We have a long way to go to thwart the broader problem of escalating drug prices. First, and perhaps most obviously, these latest measures do nothing to solve the spiraling increase in prices for new, patent-protected pharmaceutical products, even when such prices are clearly set at rates to maximize profit over public health benefit, as in the case of the recent breakthrough treatments for hepatitis C. Second, they do not solve the limitations on generic savings for newer, large-molecule biotech drugs once they go off patent, which cannot be certified as “bioequivalent” in the same way generic versions of small-molecule chemical pharmaceuticals are. The elaboration of new regulatory pathways for off-patent “biosimilar” drugs is unlikely to produce the robust competition and price savings seen in the generic marketplace of the late 20th century. Third, these measures do nothing to address the other problems through which a series of new patents and other market exclusivities have effectively undercut meaningful generic competition for key drugs for the treatment of chronic diseases such as diabetes, asthma, and gout.
Perhaps even more importantly, while these measures help remove a regulatory barrier to competition in off-patent pharmaceutical markets, it’s hard to know if the FDA’s actions and the voucher program will generate enough incentive for generic manufacturers to help produce these competitive markets in very-low-margin drug markets. Nor do they address the more general increase in prices for generic drugs that has taken place even where competition does exist. These factors are influenced by deeper forces still poorly understood by policymakers, including the substantial consolidation of the generic drug industry in recent years into a few powerful “generic giants”; and the role of pharmacy benefit managers, group purchasing organizations, and other middlemen in distorting the marketplace for old drugs. Sustained inquiry by Congress is needed to help shine more light on these sources of prescription drug price increases so that more meaningful long-term solutions can be found.
We can and should do more to address the unsustainable cost of medicines in the United States, but these first steps are still encouraging. In the coming weeks and months, it will be important to monitor the new FDA policy to make sure it results in speedier approval of “generic first” drugs.
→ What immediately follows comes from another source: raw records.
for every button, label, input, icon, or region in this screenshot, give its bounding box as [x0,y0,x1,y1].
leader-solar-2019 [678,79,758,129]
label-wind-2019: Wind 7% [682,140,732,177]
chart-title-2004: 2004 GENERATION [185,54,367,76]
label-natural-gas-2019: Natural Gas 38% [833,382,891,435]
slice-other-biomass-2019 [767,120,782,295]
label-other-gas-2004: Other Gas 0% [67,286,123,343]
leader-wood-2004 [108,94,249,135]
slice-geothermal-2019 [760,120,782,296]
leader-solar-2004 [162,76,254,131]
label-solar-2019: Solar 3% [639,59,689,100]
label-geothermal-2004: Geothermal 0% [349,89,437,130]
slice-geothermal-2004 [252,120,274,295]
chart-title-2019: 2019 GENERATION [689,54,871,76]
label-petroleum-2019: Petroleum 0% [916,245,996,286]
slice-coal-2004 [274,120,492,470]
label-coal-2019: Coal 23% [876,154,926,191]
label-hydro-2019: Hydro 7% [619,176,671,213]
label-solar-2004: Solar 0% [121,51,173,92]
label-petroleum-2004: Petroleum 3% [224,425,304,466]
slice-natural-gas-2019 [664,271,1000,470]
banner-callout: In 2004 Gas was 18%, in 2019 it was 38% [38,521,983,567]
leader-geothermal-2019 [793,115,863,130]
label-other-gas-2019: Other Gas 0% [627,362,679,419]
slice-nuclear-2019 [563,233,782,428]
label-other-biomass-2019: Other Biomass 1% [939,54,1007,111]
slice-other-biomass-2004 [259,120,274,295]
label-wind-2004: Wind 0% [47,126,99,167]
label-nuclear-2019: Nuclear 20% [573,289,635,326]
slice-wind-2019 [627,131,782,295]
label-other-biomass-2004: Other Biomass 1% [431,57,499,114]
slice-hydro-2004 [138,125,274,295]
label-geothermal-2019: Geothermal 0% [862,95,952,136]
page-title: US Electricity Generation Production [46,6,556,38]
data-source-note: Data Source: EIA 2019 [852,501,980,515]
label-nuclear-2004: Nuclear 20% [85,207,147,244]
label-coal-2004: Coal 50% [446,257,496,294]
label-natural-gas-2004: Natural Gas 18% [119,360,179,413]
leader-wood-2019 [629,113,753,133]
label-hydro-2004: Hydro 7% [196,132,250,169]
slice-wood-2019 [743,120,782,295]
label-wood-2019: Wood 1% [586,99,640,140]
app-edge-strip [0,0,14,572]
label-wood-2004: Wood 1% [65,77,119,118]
Likewise, it will be important to follow how the Collins–McCaskill bill advances through the Senate and whether the Senate’s efforts to guarantee competitive prices for old drugs will coincide or conflict with the House’s efforts to reduce regulatory barriers for new drugs under the 21st Century Cures Act.
Few could have imagined 12 months ago that this Congress would be capable of taking meaningful bipartisan action on drug prices. And few would have imagined that the FDA would embrace the task of fighting pharmaceutical monopolies as a part of its public health mission. In time, we may yet find ourselves thankful that in our time of need, this troubled health care system found its Martin Shkreli, an agent of reform in spite of himself.